After downloading IntelliJ 14.1.7 from the previous IntelliJ releases page, it shows a build date of April 29th, 2016. This seems to indicate that it does not have the fix.
https://confluence.jetbrains.com/display/IntelliJIDEA/Previous+IntelliJ+IDEA+Releases
1. Is there a fix for 14.1.x?
2. Can the older releases that are patched with the fix be listed by version number in the blog post, or somewhere else?
3. Are IntelliJ licenses entitled to free updates and upgrades until a particular date eligible for bugfixes with the security fix (so long as they remain on the same major.minor release)?

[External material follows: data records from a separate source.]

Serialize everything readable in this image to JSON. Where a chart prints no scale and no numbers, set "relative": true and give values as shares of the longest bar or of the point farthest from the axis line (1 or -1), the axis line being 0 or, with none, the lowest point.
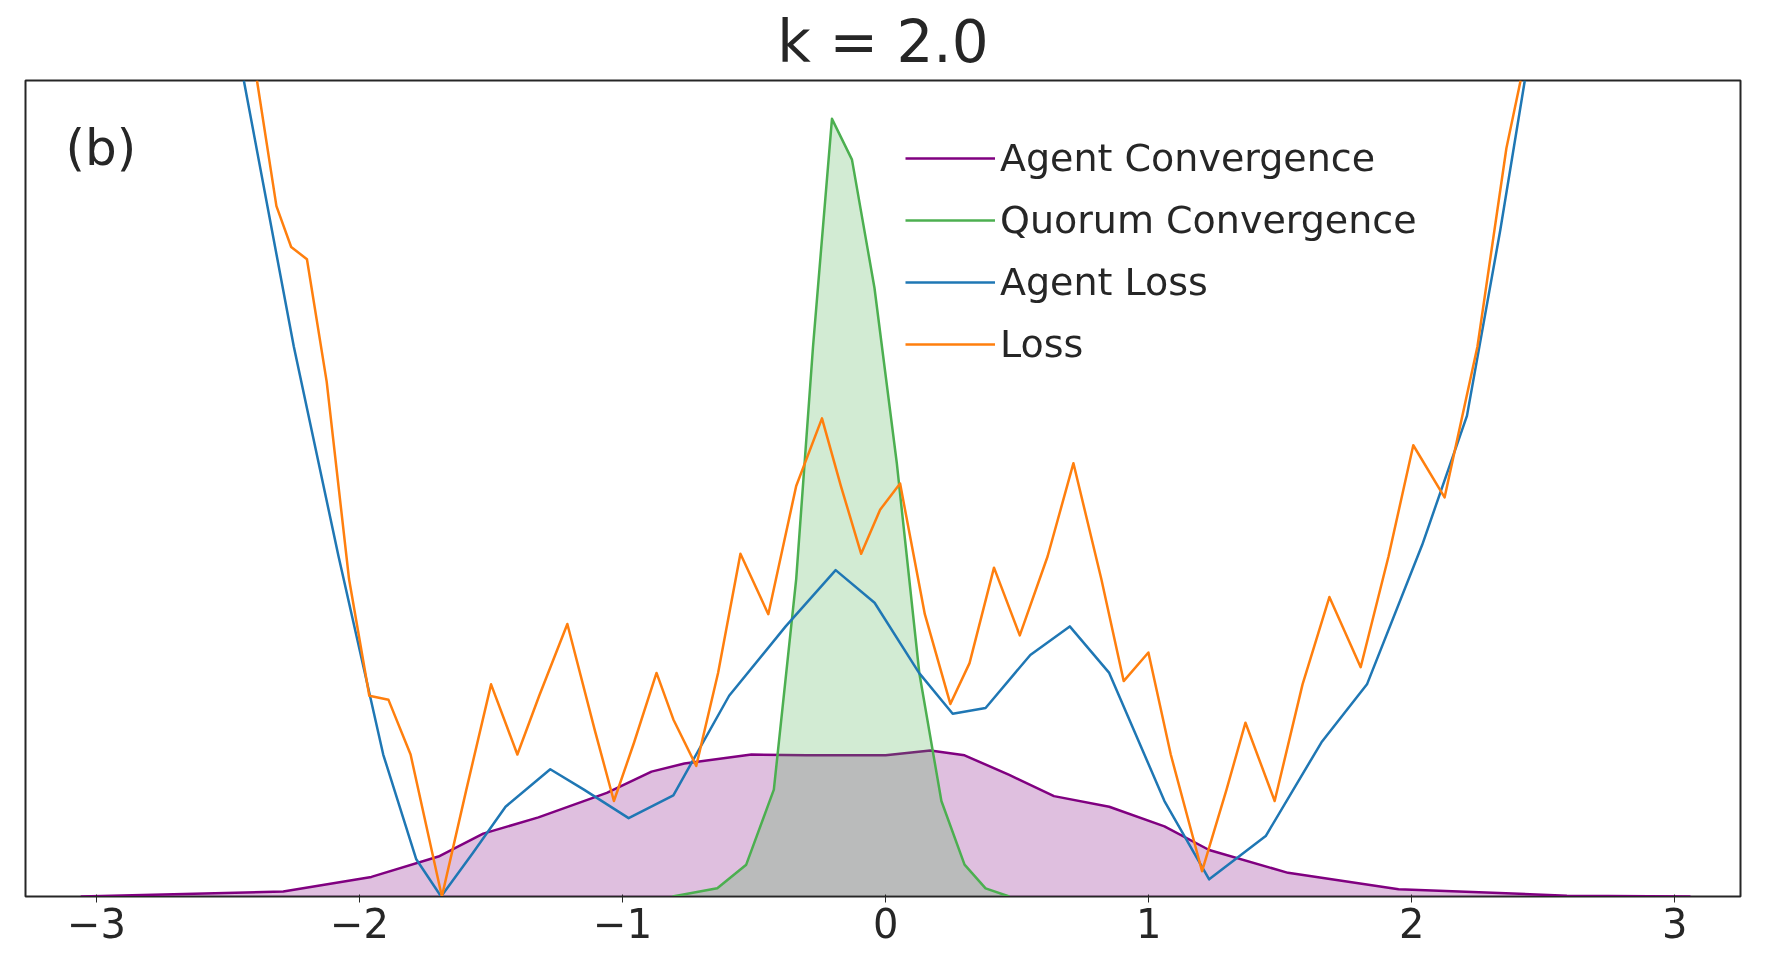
{
  "chart_data": {
    "type": "line",
    "title": "k = 2.0",
    "relative": true,
    "annotations": [
      "(b)"
    ],
    "legend": "top right",
    "grid": false,
    "xlim": [
      -3.27,
      3.25
    ],
    "xticks": [
      {
        "value": -3,
        "label": "−3"
      },
      {
        "value": -2,
        "label": "−2"
      },
      {
        "value": -1,
        "label": "−1"
      },
      0,
      1,
      2,
      3
    ],
    "series": [
      {
        "name": "Agent Convergence",
        "type": "area",
        "color": "#800080",
        "x": [
          -3.06,
          -2.29,
          -1.955,
          -1.7,
          -1.53,
          -1.32,
          -1.06,
          -0.89,
          -0.765,
          -0.51,
          -0.3,
          0,
          0.17,
          0.3,
          0.47,
          0.64,
          0.85,
          1.06,
          1.23,
          1.53,
          1.95,
          2.59,
          3.06
        ],
        "values": [
          0,
          0.006,
          0.024,
          0.049,
          0.077,
          0.097,
          0.127,
          0.153,
          0.163,
          0.174,
          0.173,
          0.173,
          0.179,
          0.173,
          0.149,
          0.123,
          0.11,
          0.086,
          0.057,
          0.029,
          0.009,
          0.001,
          0
        ]
      },
      {
        "name": "Quorum Convergence",
        "type": "area",
        "color": "#4caf50",
        "x": [
          -0.81,
          -0.64,
          -0.53,
          -0.425,
          -0.34,
          -0.276,
          -0.204,
          -0.128,
          -0.0425,
          0.0425,
          0.128,
          0.212,
          0.3,
          0.38,
          0.47
        ],
        "values": [
          0,
          0.01,
          0.039,
          0.131,
          0.389,
          0.674,
          0.953,
          0.903,
          0.746,
          0.531,
          0.274,
          0.117,
          0.039,
          0.01,
          0
        ]
      },
      {
        "name": "Agent Loss",
        "color": "#1f77b4",
        "x": [
          -2.44,
          -2.25,
          -2.08,
          -1.91,
          -1.785,
          -1.69,
          -1.57,
          -1.445,
          -1.275,
          -1.147,
          -0.977,
          -0.807,
          -0.595,
          -0.38,
          -0.19,
          -0.042,
          0.127,
          0.255,
          0.38,
          0.55,
          0.7,
          0.85,
          1.06,
          1.23,
          1.445,
          1.657,
          1.83,
          2.04,
          2.21,
          2.337,
          2.43
        ],
        "values": [
          1.0,
          0.674,
          0.417,
          0.174,
          0.046,
          0,
          0.053,
          0.11,
          0.156,
          0.131,
          0.096,
          0.124,
          0.246,
          0.331,
          0.4,
          0.36,
          0.274,
          0.224,
          0.231,
          0.296,
          0.331,
          0.274,
          0.117,
          0.021,
          0.074,
          0.189,
          0.26,
          0.431,
          0.589,
          0.817,
          1.0
        ]
      },
      {
        "name": "Loss",
        "color": "#ff7f0e",
        "x": [
          -2.39,
          -2.316,
          -2.26,
          -2.2,
          -2.125,
          -2.04,
          -1.963,
          -1.89,
          -1.806,
          -1.687,
          -1.594,
          -1.5,
          -1.4,
          -1.317,
          -1.21,
          -1.105,
          -1.033,
          -0.956,
          -0.871,
          -0.807,
          -0.72,
          -0.637,
          -0.552,
          -0.446,
          -0.34,
          -0.242,
          -0.17,
          -0.093,
          -0.021,
          0.055,
          0.149,
          0.246,
          0.319,
          0.412,
          0.51,
          0.616,
          0.714,
          0.82,
          0.905,
          0.999,
          1.084,
          1.203,
          1.296,
          1.368,
          1.479,
          1.585,
          1.687,
          1.806,
          1.912,
          2.006,
          2.125,
          2.25,
          2.36,
          2.414
        ],
        "values": [
          1.0,
          0.846,
          0.796,
          0.781,
          0.631,
          0.389,
          0.246,
          0.241,
          0.174,
          0,
          0.131,
          0.26,
          0.174,
          0.246,
          0.334,
          0.203,
          0.117,
          0.189,
          0.274,
          0.217,
          0.16,
          0.274,
          0.42,
          0.346,
          0.503,
          0.586,
          0.503,
          0.42,
          0.474,
          0.506,
          0.346,
          0.236,
          0.286,
          0.403,
          0.32,
          0.417,
          0.531,
          0.389,
          0.264,
          0.299,
          0.174,
          0.031,
          0.131,
          0.213,
          0.117,
          0.26,
          0.367,
          0.281,
          0.417,
          0.553,
          0.489,
          0.674,
          0.917,
          1.0
        ]
      }
    ]
  }
}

Philip, yes 14.1.7 contains the fix. We built it earlier and it was being tested internally.
We’ve actually published it today so, it is later than May 10. But I see the confusion, will see how the text can be improved.
Thank you!
So, all answers:
1. Yes, there is
2. All versions of IntelliJ IDEA starting from 12.1.x that are published on https://confluence.jetbrains.com/display/IntelliJIDEA/Previous+IntelliJ+IDEA+Releases include the fix.
3. These updates are free, so whatever version is available to you can be updated using a corresponding bugfix update, considering it is 12.1 or newer.
Is there a CVE?
Unfortunately not yet. We’re in the process of receiving one.
Is the community version also affected?
Yes, it is. The updates for Community editions are available as well
WebStorm 2016 1.2 (the one with the security fix) crashes for me on MacOS after updating (tried applying the patch and doing a fresh install using the distribution file from the website). In the old version, no WebStorm 2016 can be found. What am I supposed to do? Is rolling back to Webstorm 11 the only option?
Please see this for workaround https://intellij-support.jetbrains.com/hc/en-us/articles/208516145
I updated to PHPStorm 10 and it didn’t apply half of my exported settings that I imported from v8, and now that JetBrains releases a new *MAJOR* version every 3 months, I don’t want to have to reinstall that often, I’d prefer to just get updates.
The Major updates need to slow down to allow security patches like this to happen more easily rather than making us reinstall the entire program and risk losing a lot of configuration often.
Nice update, lose all settings, all configuration in all projects and all the local history. Epic win guys, epic win… This + lots of troubles recently (many crashes), I’m tired of this… where is the time when everything just work properly ? One year ago ?
You are going too fast, you’re losing it
You shouldn’t have lost anything. Could you maybe provide us with some more information of your settings?
(quote)
The cross-site request forgery (CSRF) flaw in the IDE’s built-in webserver allowed an attacker to access local file system from a malicious web page without user consent.
(end_of_quote)
It would mean that I need to display a malicious website from within the IDE?
If I never display web content inside the IDE I am safe?
Am I getting this right?
Oliver, no not from within the IDE. A page can be open in the browser.